Aleksandar Krstić

Personal information
- Date of birth: 10 April 1962 (age 64)
- Place of birth: Belgrade, SFR Yugoslavia
- Position: Striker

Senior career*
- Years: Team / Apps / (Gls)
- 1984–1986: Orléans / 40 / (6)
- 1986–1987: Derry City / 17 / (18)
- 1987–1989: 1. FC Saarbrücken / 31 / (7)
- 1989–1990: Derry City / 29 / (13)
- 1990–1992: Rodez AF / 62 / (21)
- 1992–1994: Beira-Mar / 42 / (6)
- 1994–1996: Felgueiras / 28 / (6)

= Aleksandar Krstić =

Serbian footballer (born 1962)

Aleksandar "Alex" Krstić (Serbian Cyrillic: Александар Kpcтић; born 10 April 1962) is a Serbian football agent and former player.

==Playing career==
Krstić played with Derry City in the League of Ireland and was the top goal-scorer in the 1986–87 League of Ireland First Division season with 18 goals.
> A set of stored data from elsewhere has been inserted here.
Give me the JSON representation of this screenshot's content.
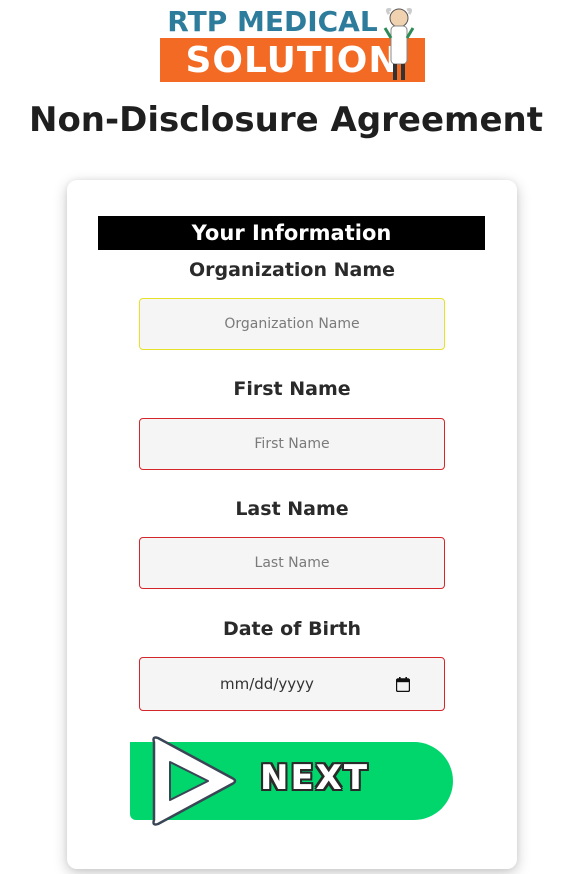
{
  "logo": {
    "top_text": "RTP MEDICAL",
    "bottom_text": "SOLUTION",
    "colors": {
      "top": "#2e7c9c",
      "bottom_bg": "#f26a24"
    }
  },
  "page": {
    "title": "Non-Disclosure Agreement"
  },
  "form": {
    "section_header": "Your Information",
    "fields": [
      {
        "label": "Organization Name",
        "placeholder": "Organization Name"
      },
      {
        "label": "First Name",
        "placeholder": "First Name"
      },
      {
        "label": "Last Name",
        "placeholder": "Last Name"
      },
      {
        "label": "Date of Birth",
        "placeholder": "mm/dd/yyyy"
      }
    ],
    "next_label": "NEXT"
  },
  "icons": {
    "calendar": "calendar-icon",
    "play": "play-icon",
    "mascot": "doctor-mascot-icon"
  },
  "colors": {
    "accent_green": "#00d66c",
    "error_border": "#d4262a",
    "focus_border": "#e6e22a"
  }
}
He missed a penalty at the Estádio da Luz against Benfica in a European Cup tie in 1989.

He guested for Shamrock Rovers in a win over Manchester United in March 1987 at Glenmalure Park.

Krstic later moved to play in Germany with 1. FC Saarbrücken and then came back to France, He ended his career in Portugal.

==Football agency==
He lives in Montpellier since, operating as an agent for a number of footballers from or playing in France, as well as his native Serbia, including the likes of Stéphane Dalmat, El Hadji Diouf and Danijel Ljuboja.